Very few people in Russia had been following closely the recent developments of the Far Eastern Question, and still fewer understood their importance. There seemed to be nothing abnormal in what was taking place. Russia was expanding, and would continue to expand indefinitely, in that direction, without any strenuous effort on her part. Of course the English would try to arrest her progress as usual by diplomatic notes, but their efforts would be as futile as they had been on all previous occasions. They might incite the Japanese to active resistance, but Japan would not commit the insane folly of challenging her giant rival to mortal combat. The whole question could be settled in accordance with Russian interests, as so many similar questions had been settled in the past, by a little skilful diplomacy; and Manchuria could be absorbed, as the contiguous Chinese provinces had been forty years ago, without the necessity of going to war.

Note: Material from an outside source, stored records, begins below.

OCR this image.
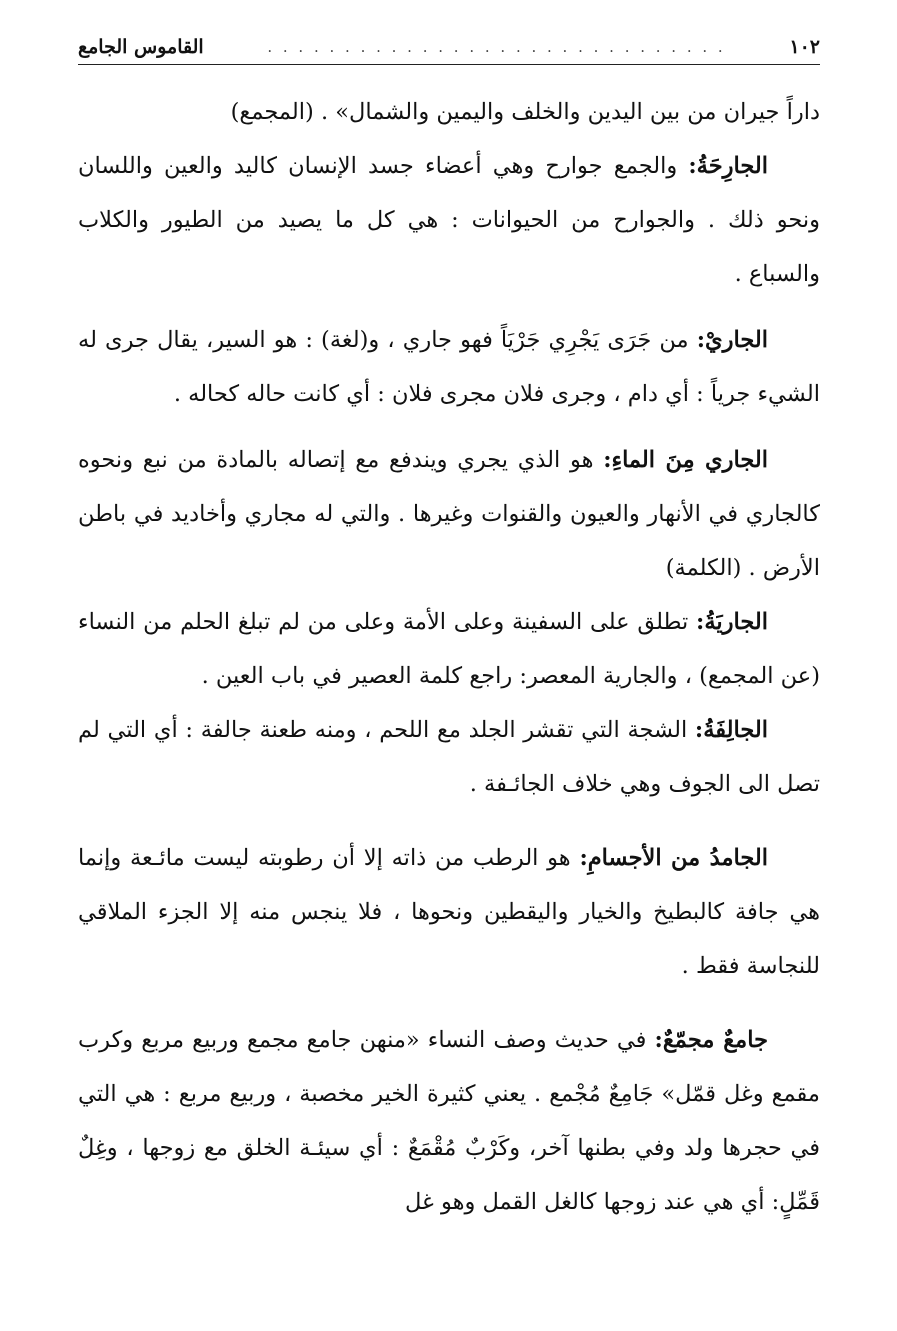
١٠٢
. . . . . . . . . . . . . . . . . . . . . . . . . . . . . .
القاموس الجامع

داراً جيران من بين اليدين والخلف واليمين والشمال» . (المجمع)

الجارِحَةُ: والجمع جوارح وهي أعضاء جسد الإنسان كاليد والعين واللسان ونحو ذلك . والجوارح من الحيوانات : هي كل ما يصيد من الطيور والكلاب والسباع .

الجاريْ: من جَرَى يَجْرِي جَرْيَاً فهو جاري ، و(لغة) : هو السير، يقال جرى له الشيء جرياً : أي دام ، وجرى فلان مجرى فلان : أي كانت حاله كحاله .

الجاري مِنَ الماءِ: هو الذي يجري ويندفع مع إتصاله بالمادة من نبع ونحوه كالجاري في الأنهار والعيون والقنوات وغيرها . والتي له مجاري وأخاديد في باطن الأرض . (الكلمة)

الجاريَةُ: تطلق على السفينة وعلى الأمة وعلى من لم تبلغ الحلم من النساء (عن المجمع) ، والجارية المعصر: راجع كلمة العصير في باب العين .

الجالِفَةُ: الشجة التي تقشر الجلد مع اللحم ، ومنه طعنة جالفة : أي التي لم تصل الى الجوف وهي خلاف الجائـفة .

الجامدُ من الأجسامِ: هو الرطب من ذاته إلا أن رطوبته ليست مائـعة وإنما هي جافة كالبطيخ والخيار واليقطين ونحوها ، فلا ينجس منه إلا الجزء الملاقي للنجاسة فقط .

جامعٌ مجمّعٌ: في حديث وصف النساء «منهن جامع مجمع وربيع مربع وكرب مقمع وغل قمّل» جَامِعٌ مُجْمع . يعني كثيرة الخير مخصبة ، وربيع مربع : هي التي في حجرها ولد وفي بطنها آخر، وكَرْبٌ مُقْمَعٌ : أي سيئـة الخلق مع زوجها ، وغِلٌ قَمِّلٍ: أي هي عند زوجها كالغل القمل وهو غل
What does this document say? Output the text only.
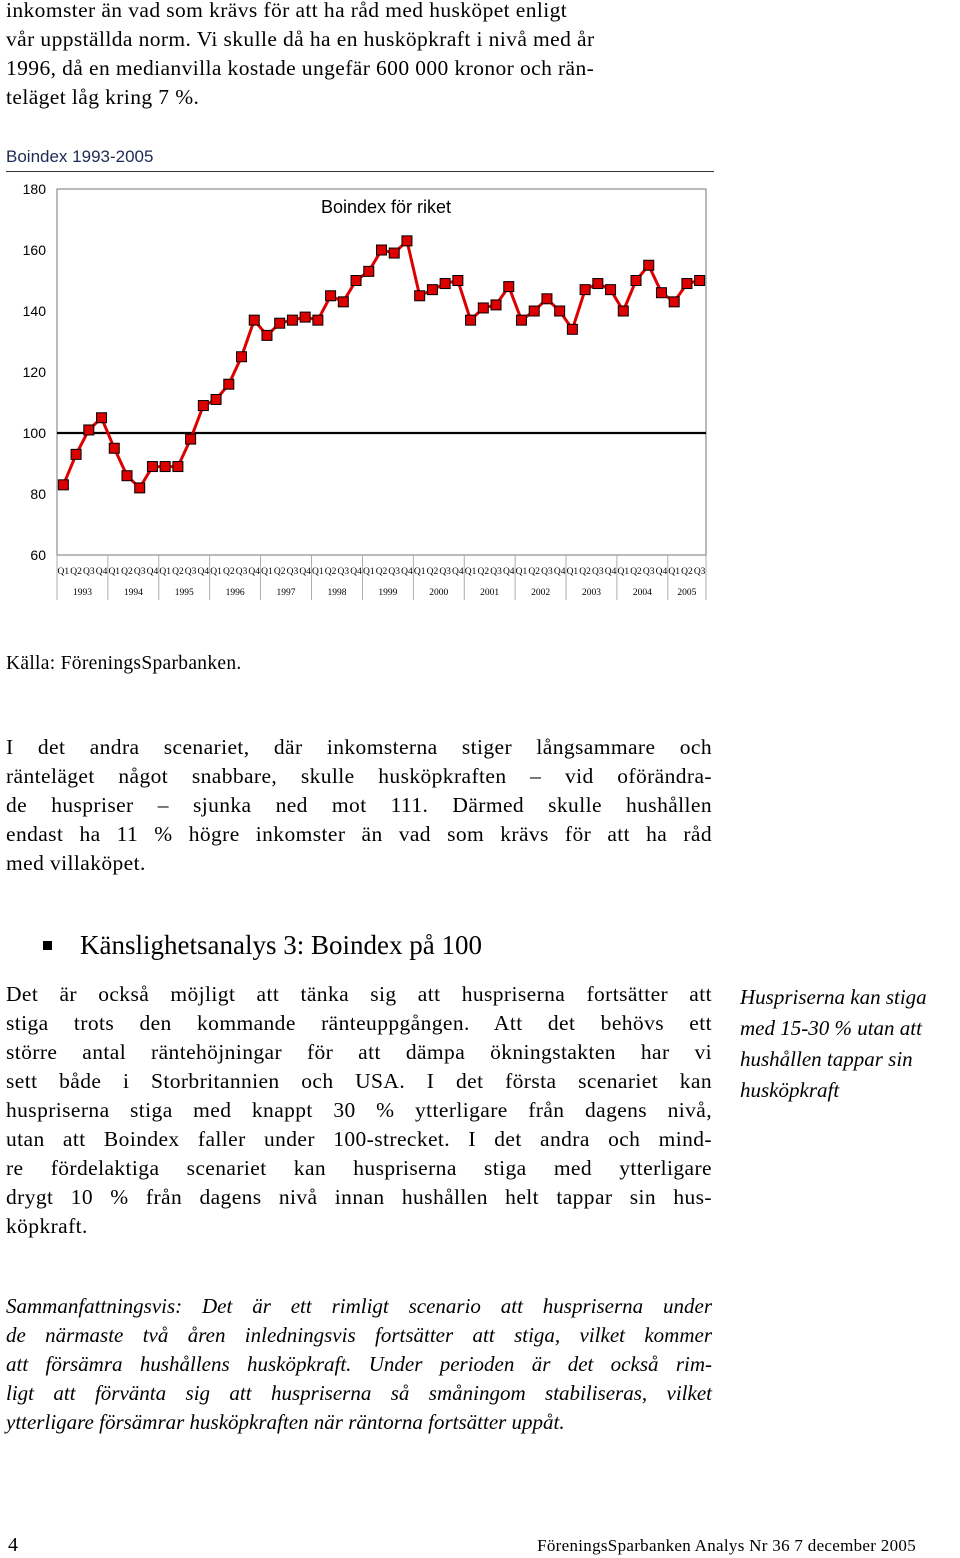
inkomster än vad som krävs för att ha råd med husköpet enligt
vår uppställda norm. Vi skulle då ha en husköpkraft i nivå med år
1996, då en medianvilla kostade ungefär 600 000 kronor och rän-
teläget låg kring 7 %.
Boindex 1993-2005
180
160
140
120
100
80
60
Boindex för riket
Q1 Q2 Q3 Q4 Q1 Q2 Q3 Q4 Q1 Q2 Q3 Q4 Q1 Q2 Q3 Q4 Q1 Q2 Q3 Q4 Q1 Q2 Q3 Q4 Q1 Q2 Q3 Q4 Q1 Q2 Q3 Q4 Q1 Q2 Q3 Q4 Q1 Q2 Q3 Q4 Q1 Q2 Q3 Q4 Q1 Q2 Q3 Q4 Q1 Q2 Q3
1993	1994	1995	1996	1997	1998	1999	2000	2001	2002	2003	2004	2005
Källa: FöreningsSparbanken.
I det andra scenariet, där inkomsterna stiger långsammare och
ränteläget något snabbare, skulle husköpkraften – vid oförändra-
de huspriser – sjunka ned mot 111. Därmed skulle hushållen
endast ha 11 % högre inkomster än vad som krävs för att ha råd
med villaköpet.
Känslighetsanalys 3: Boindex på 100
Det är också möjligt att tänka sig att huspriserna fortsätter att
stiga trots den kommande ränteuppgången. Att det behövs ett
större antal räntehöjningar för att dämpa ökningstakten har vi
sett både i Storbritannien och USA. I det första scenariet kan
huspriserna stiga med knappt 30 % ytterligare från dagens nivå,
utan att Boindex faller under 100-strecket. I det andra och mind-
re fördelaktiga scenariet kan huspriserna stiga med ytterligare
drygt 10 % från dagens nivå innan hushållen helt tappar sin hus-
köpkraft.
Huspriserna kan stiga med 15-30 % utan att hushållen tappar sin husköpkraft
Sammanfattningsvis: Det är ett rimligt scenario att huspriserna under
de närmaste två åren inledningsvis fortsätter att stiga, vilket kommer
att försämra hushållens husköpkraft. Under perioden är det också rim-
ligt att förvänta sig att huspriserna så småningom stabiliseras, vilket
ytterligare försämrar husköpkraften när räntorna fortsätter uppåt.
4	FöreningsSparbanken Analys Nr 36 7 december 2005
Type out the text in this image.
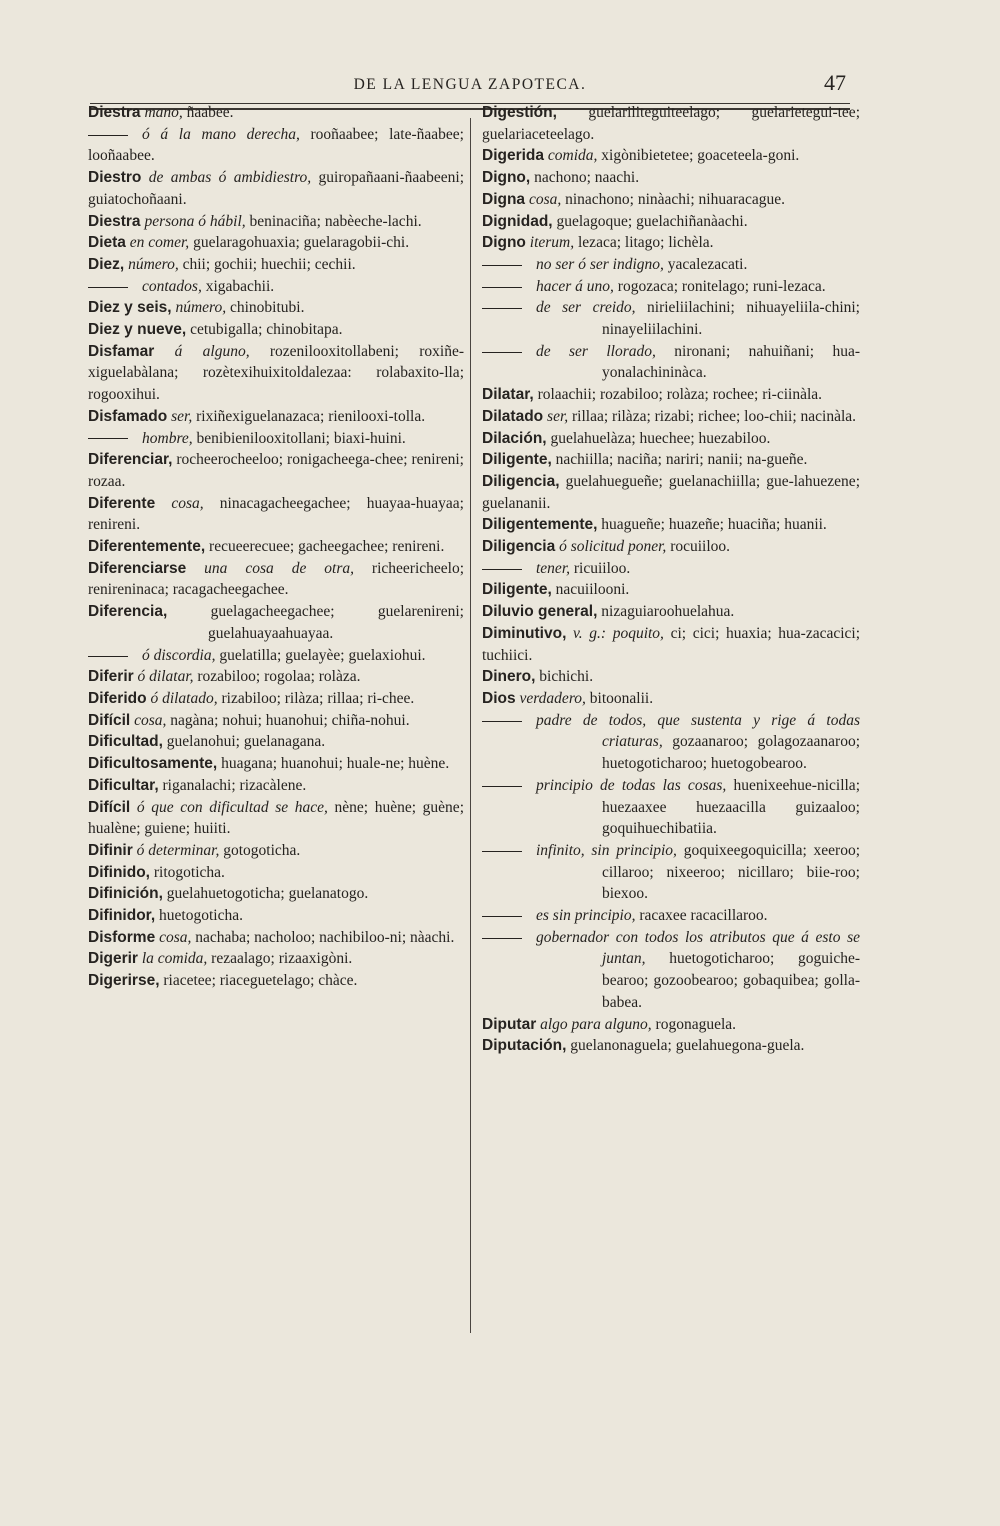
DE LA LENGUA ZAPOTECA.	47

Diestra mano, ñaabee.

ó á la mano derecha, rooñaabee; late-ñaabee; looñaabee.

Diestro de ambas ó ambidiestro, guiropañaani-ñaabeeni; guiatochoñaani.

Diestra persona ó hábil, beninaciña; nabèeche-lachi.

Dieta en comer, guelaragohuaxia; guelaragobii-chi.

Diez, número, chii; gochii; huechii; cechii.

contados, xigabachii.

Diez y seis, número, chinobitubi.

Diez y nueve, cetubigalla; chinobitapa.

Disfamar á alguno, rozenilooxitollabeni; roxiñe-xiguelabàlana; rozètexihuixitoldalezaa: rolabaxito-lla; rogooxihui.

Disfamado ser, rixiñexiguelanazaca; rienilooxi-tolla.

hombre, benibienilooxitollani; biaxi-huini.

Diferenciar, rocheerocheeloo; ronigacheega-chee; renireni; rozaa.

Diferente cosa, ninacagacheegachee; huayaa-huayaa; renireni.

Diferentemente, recueerecuee; gacheegachee; renireni.

Diferenciarse una cosa de otra, richeericheelo; renireninaca; racagacheegachee.

Diferencia,	guelagacheegachee; guelarenireni; guelahuayaahuayaa.

ó discordia, guelatilla; guelayèe; guelaxiohui.

Diferir ó dilatar, rozabiloo; rogolaa; rolàza.

Diferido ó dilatado, rizabiloo; rilàza; rillaa; ri-chee.

Difícil cosa, nagàna; nohui; huanohui; chiña-nohui.

Dificultad, guelanohui; guelanagana.

Dificultosamente, huagana; huanohui; huale-ne; huène.

Dificultar, riganalachi; rizacàlene.

Difícil ó que con dificultad se hace, nène; huène; guène; hualène; guiene; huiiti.

Difinir ó determinar, gotogoticha.

Difinido, ritogoticha.

Difinición, guelahuetogoticha; guelanatogo.

Difinidor, huetogoticha.

Disforme cosa, nachaba; nacholoo; nachibiloo-ni; nàachi.

Digerir la comida, rezaalago; rizaaxigòni.

Digerirse, riacetee; riaceguetelago; chàce.

Digestión, guelariliteguiteelago; guelarietegui-tee; guelariaceteelago.

Digerida comida, xigònibietetee; goaceteela-goni.

Digno, nachono; naachi.

Digna cosa, ninachono; ninàachi; nihuaracague.

Dignidad, guelagoque; guelachiñanàachi.

Digno iterum, lezaca; litago; lichèla.

no ser ó ser indigno, yacalezacati.

hacer á uno, rogozaca; ronitelago; runi-lezaca.

de ser creido, nirieliilachini; nihuayeliila-chini; ninayeliilachini.

de ser llorado, nironani; nahuiñani; hua-yonalachininàca.

Dilatar, rolaachii; rozabiloo; rolàza; rochee; ri-ciinàla.

Dilatado ser, rillaa; rilàza; rizabi; richee; loo-chii; nacinàla.

Dilación, guelahuelàza; huechee; huezabiloo.

Diligente, nachiilla; naciña; nariri; nanii; na-gueñe.

Diligencia, guelahuegueñe; guelanachiilla; gue-lahuezene; guelananii.

Diligentemente, huagueñe; huazeñe; huaciña; huanii.

Diligencia ó solicitud poner, rocuiiloo.

tener, ricuiiloo.

Diligente, nacuiilooni.

Diluvio general, nizaguiaroohuelahua.

Diminutivo, v. g.: poquito, ci; cici; huaxia; hua-zacacici; tuchiici.

Dinero, bichichi.

Dios verdadero, bitoonalii.

padre de todos, que sustenta y rige á todas criaturas, gozaanaroo; golagozaanaroo; huetogoticharoo; huetogobearoo.

principio de todas las cosas, huenixeehue-nicilla; huezaaxee huezaacilla guizaaloo; goquihuechibatiia.

infinito, sin principio, goquixeegoquicilla; xeeroo; cillaroo; nixeeroo; nicillaro; biie-roo; biexoo.

es sin principio, racaxee racacillaroo.

gobernador con todos los atributos que á esto se juntan, huetogoticharoo; goguiche-bearoo; gozoobearoo; gobaquibea; golla-babea.

Diputar algo para alguno, rogonaguela.

Diputación, guelanonaguela; guelahuegona-guela.
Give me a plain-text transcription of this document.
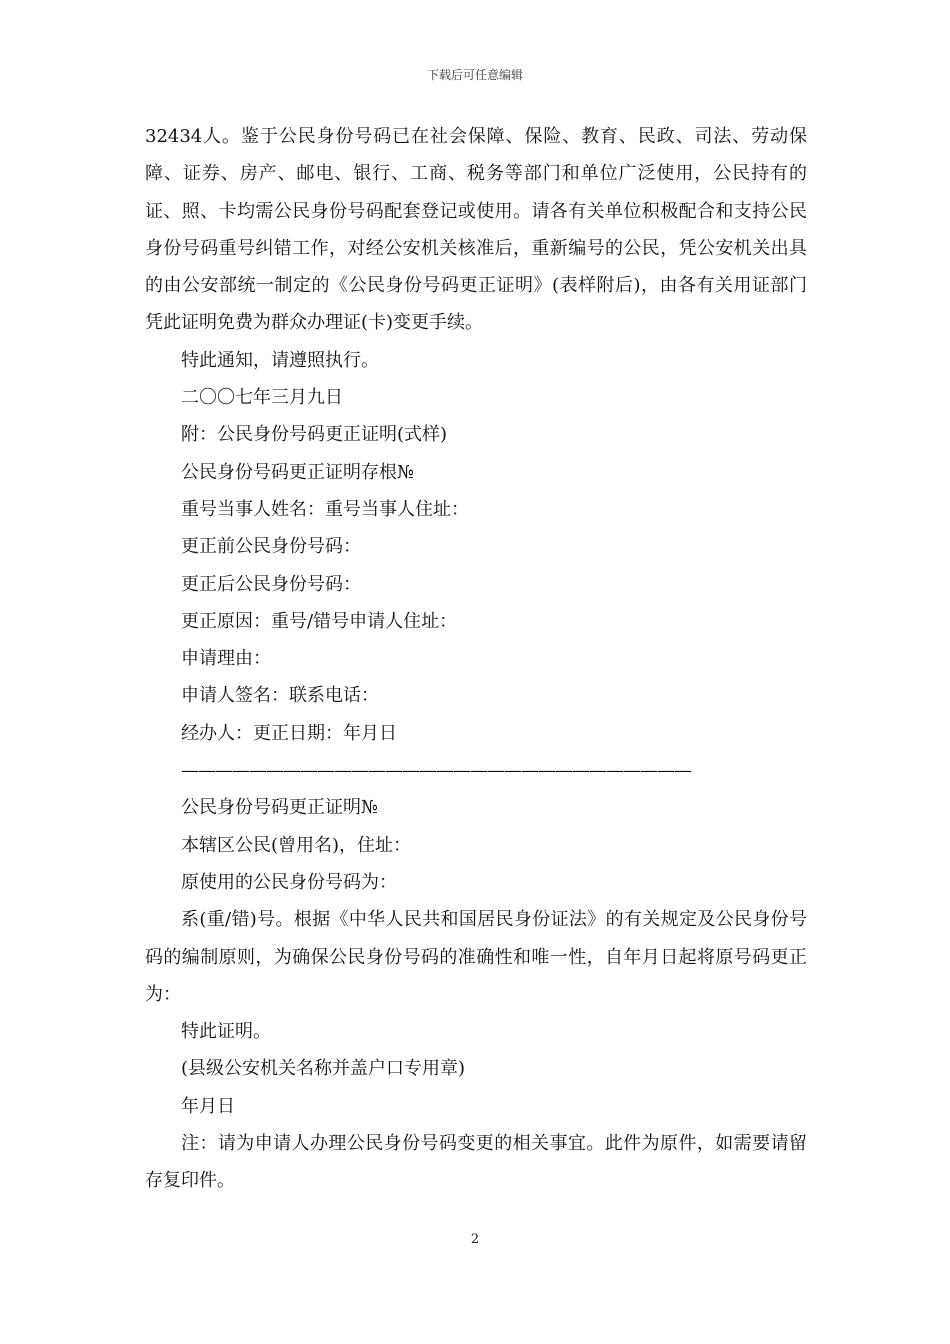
下载后可任意编辑

32434人。鉴于公民身份号码已在社会保障、保险、教育、民政、司法、劳动保障、证券、房产、邮电、银行、工商、税务等部门和单位广泛使用，公民持有的证、照、卡均需公民身份号码配套登记或使用。请各有关单位积极配合和支持公民身份号码重号纠错工作，对经公安机关核准后，重新编号的公民，凭公安机关出具的由公安部统一制定的《公民身份号码更正证明》(表样附后)，由各有关用证部门凭此证明免费为群众办理证(卡)变更手续。

特此通知，请遵照执行。

二〇〇七年三月九日

附：公民身份号码更正证明(式样)

公民身份号码更正证明存根№

重号当事人姓名：重号当事人住址：

更正前公民身份号码：

更正后公民身份号码：

更正原因：重号/错号申请人住址：

申请理由：

申请人签名：联系电话：

经办人：更正日期：年月日

——————————————————————————————

公民身份号码更正证明№

本辖区公民(曾用名)，住址：

原使用的公民身份号码为：

系(重/错)号。根据《中华人民共和国居民身份证法》的有关规定及公民身份号码的编制原则，为确保公民身份号码的准确性和唯一性，自年月日起将原号码更正为：

特此证明。

(县级公安机关名称并盖户口专用章)

年月日

注：请为申请人办理公民身份号码变更的相关事宜。此件为原件，如需要请留存复印件。

2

When these comforting illusions were suddenly destroyed by the rupture of diplomatic relations and the naval attack on Port Arthur, there was an outburst of indignant astonishment. At first the indignation was directed against Japan and England, but it soon turned against the home Government, which had made no adequate preparations for the struggle, and it was intensified by current rumours that the crisis had been wantonly provoked by certain influential personages for purely personal reasons.
How far the accounts of the disorders in the military organisation and the rumours about pilfering in high quarters were true, we need not inquire. True or false, they helped greatly to make the war unpopular, and to stimulate the desire for political changes. Under a more liberal and enlightened regime such things were supposed to be impossible, and, as at the time of the Crimean War, public opinion decided that autocracy was being tried, and found wanting.
So long as the stern, uncompromising Plehve was at the Ministry of the Interior, enjoying the Emperor’s confidence and directing the police administration, public opinion was prudent and reserved in its utterances, but when he was assassinated by a terrorist (July 28th, 1904), and was succeeded by Prince Sviatopolk Mirski, a humane man of Liberal views, the Constitutionalists thought that the time had come for making known their grievances and demands, and for bringing pressure to bear on the Emperor. First came forward the leading members of the Zemstvos. After some preliminary consultation they assembled in St. Petersburg, with the consent of the authorities, in the hope that they would be allowed to discuss publicly the political wants of the country, and prepare the draft of a Constitution. Their wishes were only partially acceded to. They were informed semi-officially that their meetings must be private, but that they might send their resolutions to the Minister of the Interior for transmission to his Majesty. A memorandum was accordingly drawn up and signed on November 21st by 102 out of the 104 representatives present.